Trappier started the dollar store and instituted the wish list. Then, she began distributing clothes she’d gotten as donations. Tales of her good works spread through word of mouth. She became an ordained nondenominational minister in 2006. A year later, Trappier had to close the store because of the recession.

But a fire had been ignited in her, and Trappier remembered her promise to God in the California bushes. The need to help grew stronger within her. She started a food pantry in her home and within five years opened Beacon of Hope.

Trappier accepts no salary. She has a staff of eight, some paid, some volunteers. She receives grants and donations from Burlington County and other sources, public and private.

“She had a calling,” noted Malikah Morris, deputy director of the Burlington County Department of Human Services. “She was obedient to it. And through that obedience, she’s been able to change so many lives.”

Morris called Trappier “one of the most reliable and consistent providers of housing” for people in need of shelter in the county, where more than 600 residents live homeless, according to the Board of County Commissioners.

Trappier “motivates individuals to make positive choices despite what has transpired using her own stories to influence them,” Morris said.
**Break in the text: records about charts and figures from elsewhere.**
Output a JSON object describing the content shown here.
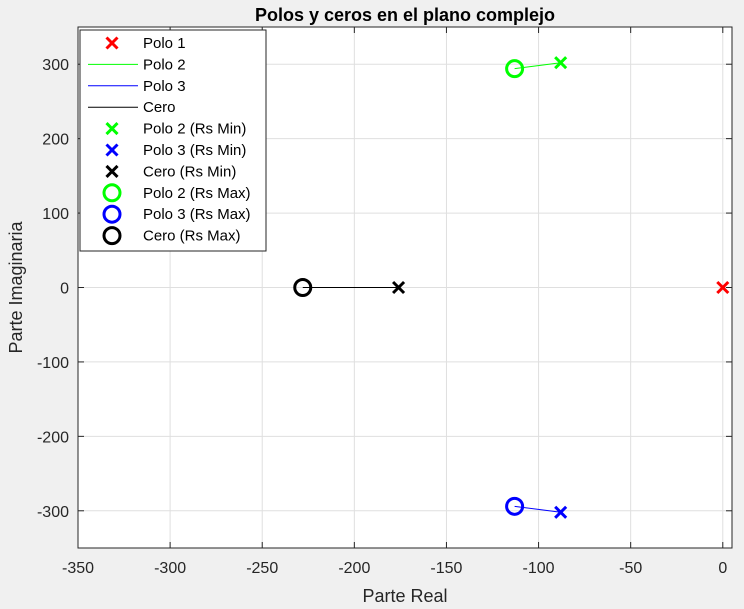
{
  "chart_data": {
    "type": "scatter",
    "title": "Polos y ceros en el plano complejo",
    "xlabel": "Parte Real",
    "ylabel": "Parte Imaginaria",
    "xlim": [
      -350,
      5
    ],
    "ylim": [
      -350,
      350
    ],
    "xticks": [
      -350,
      -300,
      -250,
      -200,
      -150,
      -100,
      -50,
      0
    ],
    "yticks": [
      -300,
      -200,
      -100,
      0,
      100,
      200,
      300
    ],
    "grid": true,
    "legend_position": "top-left",
    "series": [
      {
        "name": "Polo 1",
        "kind": "marker",
        "marker": "x",
        "color": "#ff0000",
        "points": [
          [
            0,
            0
          ]
        ]
      },
      {
        "name": "Polo 2",
        "kind": "line",
        "color": "#00ff00",
        "points": [
          [
            -113,
            294
          ],
          [
            -88,
            302
          ]
        ]
      },
      {
        "name": "Polo 3",
        "kind": "line",
        "color": "#0000ff",
        "points": [
          [
            -113,
            -294
          ],
          [
            -88,
            -302
          ]
        ]
      },
      {
        "name": "Cero",
        "kind": "line",
        "color": "#000000",
        "points": [
          [
            -228,
            0
          ],
          [
            -176,
            0
          ]
        ]
      },
      {
        "name": "Polo 2 (Rs Min)",
        "kind": "marker",
        "marker": "x",
        "color": "#00ff00",
        "points": [
          [
            -88,
            302
          ]
        ]
      },
      {
        "name": "Polo 3 (Rs Min)",
        "kind": "marker",
        "marker": "x",
        "color": "#0000ff",
        "points": [
          [
            -88,
            -302
          ]
        ]
      },
      {
        "name": "Cero (Rs Min)",
        "kind": "marker",
        "marker": "x",
        "color": "#000000",
        "points": [
          [
            -176,
            0
          ]
        ]
      },
      {
        "name": "Polo 2 (Rs Max)",
        "kind": "marker",
        "marker": "o",
        "color": "#00ff00",
        "points": [
          [
            -113,
            294
          ]
        ]
      },
      {
        "name": "Polo 3 (Rs Max)",
        "kind": "marker",
        "marker": "o",
        "color": "#0000ff",
        "points": [
          [
            -113,
            -294
          ]
        ]
      },
      {
        "name": "Cero (Rs Max)",
        "kind": "marker",
        "marker": "o",
        "color": "#000000",
        "points": [
          [
            -228,
            0
          ]
        ]
      }
    ]
  }
}
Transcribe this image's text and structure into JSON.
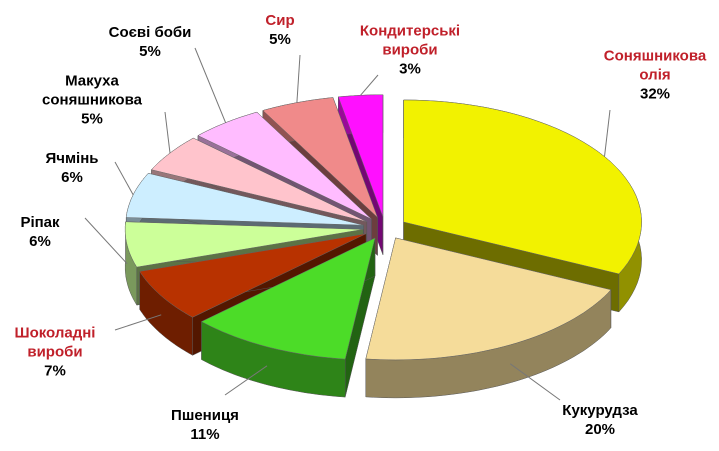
{
  "chart_data": {
    "type": "pie3d",
    "categories": [
      "Соняшникова олія",
      "Кукурудза",
      "Пшениця",
      "Шоколадні вироби",
      "Ріпак",
      "Ячмінь",
      "Макуха соняшникова",
      "Соєві боби",
      "Сир",
      "Кондитерські вироби"
    ],
    "values": [
      32,
      20,
      11,
      7,
      6,
      6,
      5,
      5,
      5,
      3
    ],
    "value_labels": [
      "32%",
      "20%",
      "11%",
      "7%",
      "6%",
      "6%",
      "5%",
      "5%",
      "5%",
      "3%"
    ],
    "colors": [
      "#f2f200",
      "#f5dc9a",
      "#4cdc28",
      "#b83200",
      "#ccff99",
      "#cdeeff",
      "#ffc4cc",
      "#ffbcff",
      "#f08a8a",
      "#ff10ff"
    ],
    "label_colors": [
      "#c0202a",
      "#000000",
      "#000000",
      "#c0202a",
      "#000000",
      "#000000",
      "#000000",
      "#000000",
      "#c0202a",
      "#c0202a"
    ]
  }
}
“But,” she added, “Pastor Darlene is very much a tough-love intervener. She doesn’t play the sad violin for people who aren’t ready to make the choices that will improve their lives.”

Trappier’s help has been needed in Burlington County. Before the pandemic, one in 11 county residents lacked enough food to live healthy lives; that number rocketed to one in seven since COVID-19 struck, according to figures from the Food Bank of South Jersey. The agency has increased its distribution of food from 15 million pounds in 2019 to 22.5 million pounds last year.
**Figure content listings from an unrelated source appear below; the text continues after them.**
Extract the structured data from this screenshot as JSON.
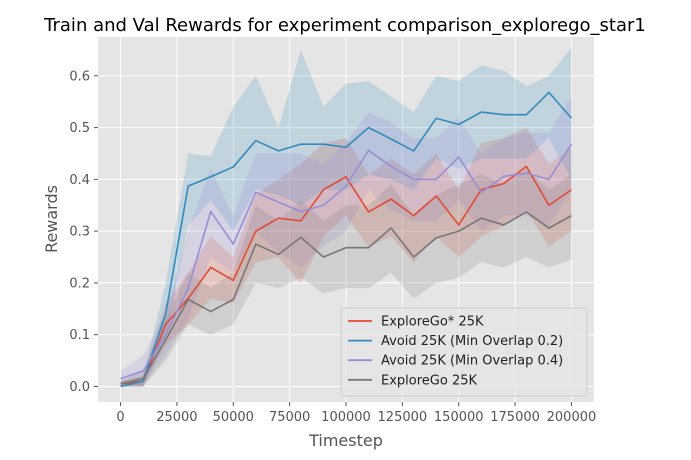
{
  "chart_data": {
    "type": "line",
    "title": "Train and Val Rewards for experiment comparison_explorego_star1",
    "xlabel": "Timestep",
    "ylabel": "Rewards",
    "xlim": [
      -10000,
      210000
    ],
    "ylim": [
      -0.03,
      0.675
    ],
    "xticks": [
      0,
      25000,
      50000,
      75000,
      100000,
      125000,
      150000,
      175000,
      200000
    ],
    "yticks": [
      0.0,
      0.1,
      0.2,
      0.3,
      0.4,
      0.5,
      0.6
    ],
    "ytick_labels": [
      "0.0",
      "0.1",
      "0.2",
      "0.3",
      "0.4",
      "0.5",
      "0.6"
    ],
    "grid": true,
    "legend_position": "lower-right",
    "x": [
      0,
      10000,
      20000,
      30000,
      40000,
      50000,
      60000,
      70000,
      80000,
      90000,
      100000,
      110000,
      120000,
      130000,
      140000,
      150000,
      160000,
      170000,
      180000,
      190000,
      200000
    ],
    "series": [
      {
        "name": "ExploreGo* 25K",
        "color": "#E24A33",
        "values": [
          0.005,
          0.01,
          0.12,
          0.17,
          0.23,
          0.205,
          0.3,
          0.325,
          0.32,
          0.38,
          0.405,
          0.337,
          0.362,
          0.33,
          0.368,
          0.312,
          0.38,
          0.392,
          0.425,
          0.35,
          0.38
        ],
        "lower": [
          0.0,
          0.0,
          0.08,
          0.12,
          0.17,
          0.16,
          0.24,
          0.25,
          0.2,
          0.29,
          0.33,
          0.27,
          0.29,
          0.24,
          0.29,
          0.25,
          0.29,
          0.31,
          0.34,
          0.27,
          0.3
        ],
        "upper": [
          0.01,
          0.02,
          0.16,
          0.22,
          0.29,
          0.25,
          0.37,
          0.4,
          0.43,
          0.47,
          0.48,
          0.41,
          0.44,
          0.41,
          0.45,
          0.38,
          0.47,
          0.48,
          0.5,
          0.43,
          0.46
        ]
      },
      {
        "name": "Avoid 25K (Min Overlap 0.2)",
        "color": "#348ABD",
        "values": [
          0.0,
          0.01,
          0.14,
          0.387,
          0.405,
          0.424,
          0.475,
          0.455,
          0.468,
          0.468,
          0.462,
          0.5,
          0.478,
          0.455,
          0.518,
          0.506,
          0.53,
          0.525,
          0.525,
          0.568,
          0.518
        ],
        "lower": [
          0.0,
          0.0,
          0.09,
          0.31,
          0.36,
          0.3,
          0.38,
          0.37,
          0.35,
          0.38,
          0.38,
          0.41,
          0.4,
          0.38,
          0.44,
          0.42,
          0.44,
          0.44,
          0.44,
          0.48,
          0.4
        ],
        "upper": [
          0.01,
          0.02,
          0.2,
          0.45,
          0.445,
          0.54,
          0.6,
          0.5,
          0.65,
          0.54,
          0.585,
          0.59,
          0.56,
          0.53,
          0.6,
          0.59,
          0.62,
          0.61,
          0.58,
          0.6,
          0.655
        ]
      },
      {
        "name": "Avoid 25K (Min Overlap 0.4)",
        "color": "#988ED5",
        "values": [
          0.015,
          0.03,
          0.1,
          0.19,
          0.338,
          0.275,
          0.375,
          0.356,
          0.338,
          0.35,
          0.387,
          0.456,
          0.425,
          0.4,
          0.4,
          0.443,
          0.375,
          0.406,
          0.412,
          0.4,
          0.468
        ],
        "lower": [
          0.0,
          0.0,
          0.06,
          0.13,
          0.25,
          0.22,
          0.3,
          0.26,
          0.23,
          0.27,
          0.3,
          0.38,
          0.34,
          0.32,
          0.32,
          0.36,
          0.3,
          0.33,
          0.33,
          0.31,
          0.38
        ],
        "upper": [
          0.03,
          0.06,
          0.14,
          0.3,
          0.42,
          0.33,
          0.45,
          0.45,
          0.45,
          0.43,
          0.47,
          0.53,
          0.51,
          0.48,
          0.48,
          0.52,
          0.45,
          0.48,
          0.49,
          0.49,
          0.56
        ]
      },
      {
        "name": "ExploreGo 25K",
        "color": "#777777",
        "values": [
          0.005,
          0.015,
          0.09,
          0.168,
          0.145,
          0.168,
          0.275,
          0.255,
          0.288,
          0.25,
          0.268,
          0.268,
          0.306,
          0.25,
          0.287,
          0.3,
          0.325,
          0.312,
          0.337,
          0.306,
          0.33
        ],
        "lower": [
          0.0,
          0.0,
          0.05,
          0.12,
          0.1,
          0.12,
          0.2,
          0.19,
          0.21,
          0.18,
          0.19,
          0.19,
          0.22,
          0.17,
          0.2,
          0.21,
          0.24,
          0.23,
          0.25,
          0.23,
          0.245
        ],
        "upper": [
          0.01,
          0.03,
          0.13,
          0.22,
          0.19,
          0.22,
          0.35,
          0.32,
          0.36,
          0.32,
          0.35,
          0.35,
          0.39,
          0.33,
          0.37,
          0.39,
          0.41,
          0.39,
          0.42,
          0.38,
          0.41
        ]
      }
    ]
  }
}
The hard times have been eased a bit by Trappier.

“Pastor Darlene gives and gives and gives,” said Sadia Vazquez, 59 of Mount Holly, who lost her job as assistant manager of a Burger King when she injured her back. “I caught COVID, but I was able to get food for myself, my daughter, and grandkids because of Pastor Darlene. What can I say, she’s always there for people. She’s a beautiful soul.”

Rudolph Williams, 54, also of Mount Holly, agreed.

“I was homeless and needed food and clothes and Pastor helped me find a place,” said Williams, who works as Trappier’s office manager. “It’s hard to find people who stand by what they say, but she does. So now, if I get the chance to help, I do the same to others. It’s like a chain, a process that doesn’t stop the love from coming.”

Aware that need only seems to escalate, Trappier said she’s planning to move Beacon of Hope to a larger, 10,000-square-foot warehouse in Hainesport to continue her work — and her long-ago promise to help.

“It doesn’t matter whether people are broken, homeless, drug addicts, or selling themselves on the corner,” Trappier said. “Society makes too many of these people invisible.

“I see them. And I try to help them come out into the light.”